Standard JQuery AJAX Code

First, ensure you have linked ot the JQuery AJAX Javascript source files.

<script src="http://ajax.googleapis.com/ajax/libs/jquery/1.11.1/jquery.min.js"></script>

Add in event handlers for the UI form elements that will invoke the AJAX query upon interaction.
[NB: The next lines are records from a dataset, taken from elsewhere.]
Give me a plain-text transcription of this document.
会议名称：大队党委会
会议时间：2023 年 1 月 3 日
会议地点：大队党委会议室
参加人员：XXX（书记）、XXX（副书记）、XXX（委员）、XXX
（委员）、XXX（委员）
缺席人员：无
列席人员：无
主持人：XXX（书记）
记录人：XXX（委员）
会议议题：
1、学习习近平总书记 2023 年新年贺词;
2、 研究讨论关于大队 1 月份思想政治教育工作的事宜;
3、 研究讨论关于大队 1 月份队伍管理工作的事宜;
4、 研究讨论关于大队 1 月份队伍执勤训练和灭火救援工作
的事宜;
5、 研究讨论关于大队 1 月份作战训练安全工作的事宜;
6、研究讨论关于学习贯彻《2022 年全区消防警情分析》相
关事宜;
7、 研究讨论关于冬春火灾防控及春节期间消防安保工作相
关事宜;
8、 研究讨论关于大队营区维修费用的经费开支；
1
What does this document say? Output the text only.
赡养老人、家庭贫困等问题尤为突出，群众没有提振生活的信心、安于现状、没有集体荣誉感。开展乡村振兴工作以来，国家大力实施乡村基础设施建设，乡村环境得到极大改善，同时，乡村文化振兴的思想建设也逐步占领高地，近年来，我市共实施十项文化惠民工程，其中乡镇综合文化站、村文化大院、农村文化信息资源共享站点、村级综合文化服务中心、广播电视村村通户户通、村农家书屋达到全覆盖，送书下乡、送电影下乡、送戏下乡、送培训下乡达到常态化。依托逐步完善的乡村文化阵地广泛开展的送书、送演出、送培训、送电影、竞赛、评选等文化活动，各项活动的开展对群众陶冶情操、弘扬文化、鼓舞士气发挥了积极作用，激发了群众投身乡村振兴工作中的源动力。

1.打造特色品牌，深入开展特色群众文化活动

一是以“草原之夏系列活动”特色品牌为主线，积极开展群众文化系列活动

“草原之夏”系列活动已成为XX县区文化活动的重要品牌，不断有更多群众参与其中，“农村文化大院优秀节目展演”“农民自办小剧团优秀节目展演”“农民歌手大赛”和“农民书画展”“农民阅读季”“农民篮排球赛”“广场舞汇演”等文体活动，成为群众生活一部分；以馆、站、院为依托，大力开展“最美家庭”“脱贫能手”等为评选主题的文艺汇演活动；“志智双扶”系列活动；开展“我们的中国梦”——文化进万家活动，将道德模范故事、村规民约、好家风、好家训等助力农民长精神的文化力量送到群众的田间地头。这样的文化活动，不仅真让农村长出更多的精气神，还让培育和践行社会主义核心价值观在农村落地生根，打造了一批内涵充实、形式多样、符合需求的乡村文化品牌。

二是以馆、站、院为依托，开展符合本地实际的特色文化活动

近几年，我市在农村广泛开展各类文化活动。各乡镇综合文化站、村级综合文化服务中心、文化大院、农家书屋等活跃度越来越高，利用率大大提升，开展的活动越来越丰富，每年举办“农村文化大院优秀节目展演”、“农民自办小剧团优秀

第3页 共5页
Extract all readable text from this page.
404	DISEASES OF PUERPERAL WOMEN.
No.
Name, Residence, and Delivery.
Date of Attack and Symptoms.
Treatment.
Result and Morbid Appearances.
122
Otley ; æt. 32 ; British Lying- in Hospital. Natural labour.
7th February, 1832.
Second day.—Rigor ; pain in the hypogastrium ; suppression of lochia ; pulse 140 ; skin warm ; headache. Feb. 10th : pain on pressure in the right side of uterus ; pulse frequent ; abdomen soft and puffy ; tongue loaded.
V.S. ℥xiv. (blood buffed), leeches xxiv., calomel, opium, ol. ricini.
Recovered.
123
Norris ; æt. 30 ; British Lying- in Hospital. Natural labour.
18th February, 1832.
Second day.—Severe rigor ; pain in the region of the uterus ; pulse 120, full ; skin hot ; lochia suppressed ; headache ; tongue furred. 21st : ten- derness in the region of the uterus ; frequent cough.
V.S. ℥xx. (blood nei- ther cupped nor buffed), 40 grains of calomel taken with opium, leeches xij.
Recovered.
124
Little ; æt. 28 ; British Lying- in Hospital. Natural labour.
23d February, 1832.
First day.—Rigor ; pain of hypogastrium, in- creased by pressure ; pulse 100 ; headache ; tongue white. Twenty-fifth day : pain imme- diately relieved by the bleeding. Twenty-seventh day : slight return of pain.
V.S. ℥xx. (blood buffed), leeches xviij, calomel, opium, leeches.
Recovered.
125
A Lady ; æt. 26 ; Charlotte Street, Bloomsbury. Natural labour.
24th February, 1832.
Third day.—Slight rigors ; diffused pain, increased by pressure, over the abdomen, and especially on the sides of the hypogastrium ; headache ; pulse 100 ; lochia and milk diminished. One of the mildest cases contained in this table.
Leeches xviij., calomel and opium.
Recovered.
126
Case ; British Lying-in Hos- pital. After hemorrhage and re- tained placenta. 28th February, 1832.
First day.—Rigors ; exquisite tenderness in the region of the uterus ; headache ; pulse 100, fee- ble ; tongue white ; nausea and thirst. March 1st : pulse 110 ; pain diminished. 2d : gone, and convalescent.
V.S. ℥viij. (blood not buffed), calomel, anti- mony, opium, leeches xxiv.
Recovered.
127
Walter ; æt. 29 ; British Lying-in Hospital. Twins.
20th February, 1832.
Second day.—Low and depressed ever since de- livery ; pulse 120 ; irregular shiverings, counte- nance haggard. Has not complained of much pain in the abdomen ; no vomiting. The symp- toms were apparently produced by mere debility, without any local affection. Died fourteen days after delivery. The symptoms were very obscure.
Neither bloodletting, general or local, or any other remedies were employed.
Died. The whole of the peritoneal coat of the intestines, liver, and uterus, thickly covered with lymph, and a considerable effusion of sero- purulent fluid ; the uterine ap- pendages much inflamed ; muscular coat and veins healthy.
$("#btnGetCustomerRecord").click(handleGetCustomerRecordButtonClick);

function getCustomerRecordFromServer(data,status){
       var obj = JSON.parse(data);
      
       var s1 = "<b>Customer Name</b>:" + obj[0][0] + "<br/>";
       var s2 = "<b>Customer Address</b>:" + obj[0][1] + "<br/>";
      
      $("#divCustomerRecord").html(s);
      
} //end getCustomerRecordFromServer

function handleGetCustomerRecordButtonClick(){
       ////alert("Handle Button Click");
       var fileurl = "http://viewcustomer.php";
       var parameterurl = "customerid=" + $("#txtcustomerid").val();
       var url = fileurl + "?" + parameterurl;
       ////alert(url);
      $.get(url, getCustomerRecordFromServer);
} //end function

On the server side, here’s the PHP code that returns the data

<?

  $customerid = $_REQUEST["customerid"];
  
  try {
  
    $mysqli = new mysqli('localhost','userid','password','database');
    $query = "SELECT CustomerName, CustomerAddress FROM Customers WHERE customerid=?";
      
    if ($stmt = $mysqli->prepare($query)) {
        $stmt->bind_param('d', $customerid);
        $stmt->execute();
        $stmt->bind_result($r1, $r2);    
        
        $data = array();
        while (mysqli_stmt_fetch($stmt)) {
            $datarow = array($r1,$r2);
            array_push($data, $datarow);
        } //end while
        
        echo json_encode($data);
        mysqli_stmt_free_result($stmt);
        $stmt->close();
      } //end if $stmt = $mysqli->prepare($query))
  } //end try
  catch (Exception $exception){
      echo $exception;
  } //end catch
?>